From her first night at the motel’s desk, Viv knows something is definitely off-balance at the roadside hotel.  The lights flicker, she smells smoke, each room’s doors fling themselves open at the same time, and a ghostly woman repeatedly urges her to RUN! By researching the history of the town, she finds that the ghostly woman was Betty Graham, a schoolteacher whose body was found on the construction site of the Sun Down Motel in 1979.

Vivian believes she’s discovered a serial killer, a traveling salesman who always registers under a different name when he stays at the Sun Down.  Strangely enough, he lives in Fell.  So why is he staying at a motel just a few blocks from his home?

In 2017, Carly is tracking down people who knew her aunt – specifically, a retired night shift police officer named Alma Trent and a photographer named Marnie Clark.  Both women are tight-lipped about the 35-year-old mystery, but a recently-returned local staying in the hotel, Nick Harkness, who earned his own peculiar brand of notoriety by escaping his father’s gun, joins Carly in her search.  He picks up on clues Carly misses, which leads them on a search resulting in a disturbing and unexpected discovery.

The book smoothly switches back and forth between Viv in 1982 and Carly in 2017 and packs plenty of surprises.  The motel is haunted by the ghosts of people who have died there – the smoking ghost is a desk clerk killed by a heart attack six months after a young boy hit his head in the pool and died; the latter roams the property in a t-shirt and swim shorts, conspicuous in the frigid upstate New York winter. And Betty is always there, clad in a conservative 70s floral dress, sometimes bloodied, sometimes not, always advising both girls to run – a command neither ultimately follows.

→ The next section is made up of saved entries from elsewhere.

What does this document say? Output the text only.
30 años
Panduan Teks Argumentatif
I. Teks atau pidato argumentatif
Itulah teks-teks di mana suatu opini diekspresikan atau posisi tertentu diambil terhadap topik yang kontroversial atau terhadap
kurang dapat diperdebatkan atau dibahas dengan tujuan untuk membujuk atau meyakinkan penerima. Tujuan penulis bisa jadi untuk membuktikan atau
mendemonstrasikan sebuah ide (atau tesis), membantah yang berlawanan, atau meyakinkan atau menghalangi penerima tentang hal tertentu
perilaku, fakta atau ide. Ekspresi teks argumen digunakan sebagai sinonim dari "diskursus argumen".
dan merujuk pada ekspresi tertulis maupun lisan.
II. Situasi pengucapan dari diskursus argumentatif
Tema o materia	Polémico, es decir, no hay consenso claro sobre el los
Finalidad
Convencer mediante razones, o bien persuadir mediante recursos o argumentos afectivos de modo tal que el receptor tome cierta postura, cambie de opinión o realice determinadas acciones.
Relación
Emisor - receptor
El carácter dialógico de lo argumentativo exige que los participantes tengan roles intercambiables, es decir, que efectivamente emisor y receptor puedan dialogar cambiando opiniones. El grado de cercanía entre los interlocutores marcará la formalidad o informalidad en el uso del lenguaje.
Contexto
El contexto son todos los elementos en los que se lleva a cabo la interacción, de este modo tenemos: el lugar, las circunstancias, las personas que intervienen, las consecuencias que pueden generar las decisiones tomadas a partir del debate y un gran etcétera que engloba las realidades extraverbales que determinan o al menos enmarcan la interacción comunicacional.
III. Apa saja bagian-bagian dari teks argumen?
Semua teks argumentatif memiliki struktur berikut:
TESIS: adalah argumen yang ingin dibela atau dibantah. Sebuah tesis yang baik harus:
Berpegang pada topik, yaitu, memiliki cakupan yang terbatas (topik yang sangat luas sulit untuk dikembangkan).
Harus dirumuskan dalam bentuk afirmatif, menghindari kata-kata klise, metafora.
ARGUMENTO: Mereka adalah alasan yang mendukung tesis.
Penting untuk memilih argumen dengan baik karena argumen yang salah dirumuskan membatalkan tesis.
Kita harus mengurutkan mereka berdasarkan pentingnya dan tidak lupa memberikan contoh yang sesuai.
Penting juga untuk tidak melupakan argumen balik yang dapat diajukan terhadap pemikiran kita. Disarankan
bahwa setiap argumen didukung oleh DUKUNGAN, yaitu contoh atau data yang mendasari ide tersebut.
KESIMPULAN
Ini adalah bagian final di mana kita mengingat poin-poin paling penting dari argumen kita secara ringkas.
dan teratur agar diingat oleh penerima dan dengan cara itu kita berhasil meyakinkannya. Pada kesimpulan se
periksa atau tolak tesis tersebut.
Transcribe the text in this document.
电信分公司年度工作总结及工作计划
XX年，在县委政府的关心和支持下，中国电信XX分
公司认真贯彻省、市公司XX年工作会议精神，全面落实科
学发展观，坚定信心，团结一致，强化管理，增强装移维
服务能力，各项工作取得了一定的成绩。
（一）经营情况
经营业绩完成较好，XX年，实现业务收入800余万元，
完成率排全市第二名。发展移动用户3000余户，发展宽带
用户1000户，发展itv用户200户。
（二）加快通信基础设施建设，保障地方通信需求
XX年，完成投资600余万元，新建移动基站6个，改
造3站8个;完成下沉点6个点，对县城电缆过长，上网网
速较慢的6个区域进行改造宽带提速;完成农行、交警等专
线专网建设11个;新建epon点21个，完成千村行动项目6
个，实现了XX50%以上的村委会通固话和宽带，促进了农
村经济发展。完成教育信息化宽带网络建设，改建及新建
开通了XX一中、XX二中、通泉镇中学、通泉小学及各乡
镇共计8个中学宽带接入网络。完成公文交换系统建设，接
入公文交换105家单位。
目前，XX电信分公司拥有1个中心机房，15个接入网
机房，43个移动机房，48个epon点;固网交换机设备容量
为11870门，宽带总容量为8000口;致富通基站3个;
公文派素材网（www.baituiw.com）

Although The Sun Down Motel follows many mystery and horror conventions, not everything is as it seems.  The novel bogs down in the middle but repays that toil with a phenomenal conclusion, which is a triumph of ingenuity, will, and strength for both the characters and the author.  It’s definitely a must-read for fans of bite-your-nails suspense and unbounded female resourcefulness.